UNE EFFICACITÉ PUNIE, UNE LOYAUTÉ MAL COMPRISE
Un salarié licencié pour avoir utilisé ChatGPT. Non parce que le résultat était mauvais (il ne l’était pas), mais parce qu’il n’avait pas informé sa hiérarchie de sa méthode. Dans le huis clos feutré d’un cabinet de conseil, un badge désactivé signe une rupture brutale : la perfection du travail livré a paru suspecte. Ce n’est plus la compétence qui est évaluée, mais la conformité à un processus archaïque. L’efficacité devient fautive lorsqu’elle dérange les routines établies. Le phénomène n’est pas isolé : dans un climat de méfiance généralisée, l’« AI shaming » s’étend, inversant les valeurs. Des textes trop bien écrits, trop structurés, trop limpides sont soupçonnés d’être artificiels, quand les maladresses ou les fautes deviennent paradoxalement les seuls garants d’une authenticité humaine.
Derrière cette anecdote, c’est une ligne de front qui se dessine. Elle ne dit pas son nom, mais elle existe. Car les cas se multiplient : programmeurs, rédacteurs, analystes, consultants, tous pris dans la même contradiction. Leurs productions, assistées par IA, sont irréprochables. Pourtant, on leur reproche une tricherie éthique : ne pas avoir « suffisamment peiné », ne pas avoir « tout fait à la main ». Ce soupçon infuse une culture managériale où la souffrance reste une preuve de mérite et la modernité une transgression silencieuse.
LE TABOU DE L’IA INVISIBLE
Une majorité de cadres, en France, recourt déjà à des IA génératives de façon régulière. Mais dans le secret. Par crainte. Loin d’être marginal, cet usage souterrain révèle une double hypocrisie : les entreprises profitent des gains de productivité liés à ces outils, mais refusent d’en reconnaître la légitimité s’ils bousculent les procédures internes. Le salarié augmenté devient un clandestin.

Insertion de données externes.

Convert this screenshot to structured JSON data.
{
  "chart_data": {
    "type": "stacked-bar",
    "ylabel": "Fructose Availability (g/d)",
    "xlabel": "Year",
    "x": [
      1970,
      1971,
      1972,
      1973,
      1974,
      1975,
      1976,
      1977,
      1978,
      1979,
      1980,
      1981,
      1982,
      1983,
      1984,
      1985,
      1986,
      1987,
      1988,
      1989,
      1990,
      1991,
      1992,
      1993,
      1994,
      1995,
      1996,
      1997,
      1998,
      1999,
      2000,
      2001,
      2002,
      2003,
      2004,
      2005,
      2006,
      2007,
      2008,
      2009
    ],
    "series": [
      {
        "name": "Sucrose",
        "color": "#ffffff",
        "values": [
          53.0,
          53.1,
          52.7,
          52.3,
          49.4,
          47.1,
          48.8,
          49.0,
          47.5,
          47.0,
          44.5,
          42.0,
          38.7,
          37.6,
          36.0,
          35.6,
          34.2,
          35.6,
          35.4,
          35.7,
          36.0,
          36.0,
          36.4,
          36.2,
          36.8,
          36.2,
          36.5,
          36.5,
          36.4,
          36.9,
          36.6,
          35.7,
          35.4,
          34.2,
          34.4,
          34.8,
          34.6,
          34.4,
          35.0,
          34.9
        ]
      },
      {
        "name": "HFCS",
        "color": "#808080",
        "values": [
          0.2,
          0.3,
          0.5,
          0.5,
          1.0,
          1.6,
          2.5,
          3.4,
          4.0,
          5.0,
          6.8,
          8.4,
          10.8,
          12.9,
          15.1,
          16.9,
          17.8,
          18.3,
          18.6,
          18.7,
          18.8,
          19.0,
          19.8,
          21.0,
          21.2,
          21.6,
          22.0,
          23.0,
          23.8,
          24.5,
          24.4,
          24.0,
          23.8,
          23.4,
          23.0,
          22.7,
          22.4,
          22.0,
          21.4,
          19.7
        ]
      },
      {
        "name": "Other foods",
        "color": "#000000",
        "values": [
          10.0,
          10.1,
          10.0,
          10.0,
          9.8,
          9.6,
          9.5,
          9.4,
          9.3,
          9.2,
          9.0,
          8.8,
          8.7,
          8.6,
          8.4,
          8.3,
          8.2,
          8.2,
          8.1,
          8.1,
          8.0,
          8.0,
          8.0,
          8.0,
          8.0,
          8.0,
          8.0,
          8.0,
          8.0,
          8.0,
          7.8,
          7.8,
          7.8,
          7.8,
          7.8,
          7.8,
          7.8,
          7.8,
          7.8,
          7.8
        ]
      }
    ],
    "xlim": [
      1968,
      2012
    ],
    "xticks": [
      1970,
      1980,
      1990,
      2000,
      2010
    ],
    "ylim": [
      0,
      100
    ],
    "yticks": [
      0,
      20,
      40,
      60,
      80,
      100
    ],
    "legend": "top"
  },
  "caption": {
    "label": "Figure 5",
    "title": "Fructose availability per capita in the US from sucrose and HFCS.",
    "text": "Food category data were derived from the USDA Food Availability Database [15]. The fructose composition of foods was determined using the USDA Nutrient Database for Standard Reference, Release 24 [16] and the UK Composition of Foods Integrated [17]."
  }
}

Cette situation crée un paradoxe pernicieux : entre Julie, qui travaille 12 heures pour un résultat médiocre, mais « humain », et Karim, qui livre en 3 heures un document limpide grâce à l’IA, l’entreprise valorise la première. Le second est blâmé. Non pour son contenu, mais pour sa méthode. On ne célèbre pas le sens, mais l’effort apparent ; on ne récompense pas la compétence, mais le conformisme. Ce système fabrique des perdants parmi les innovateurs.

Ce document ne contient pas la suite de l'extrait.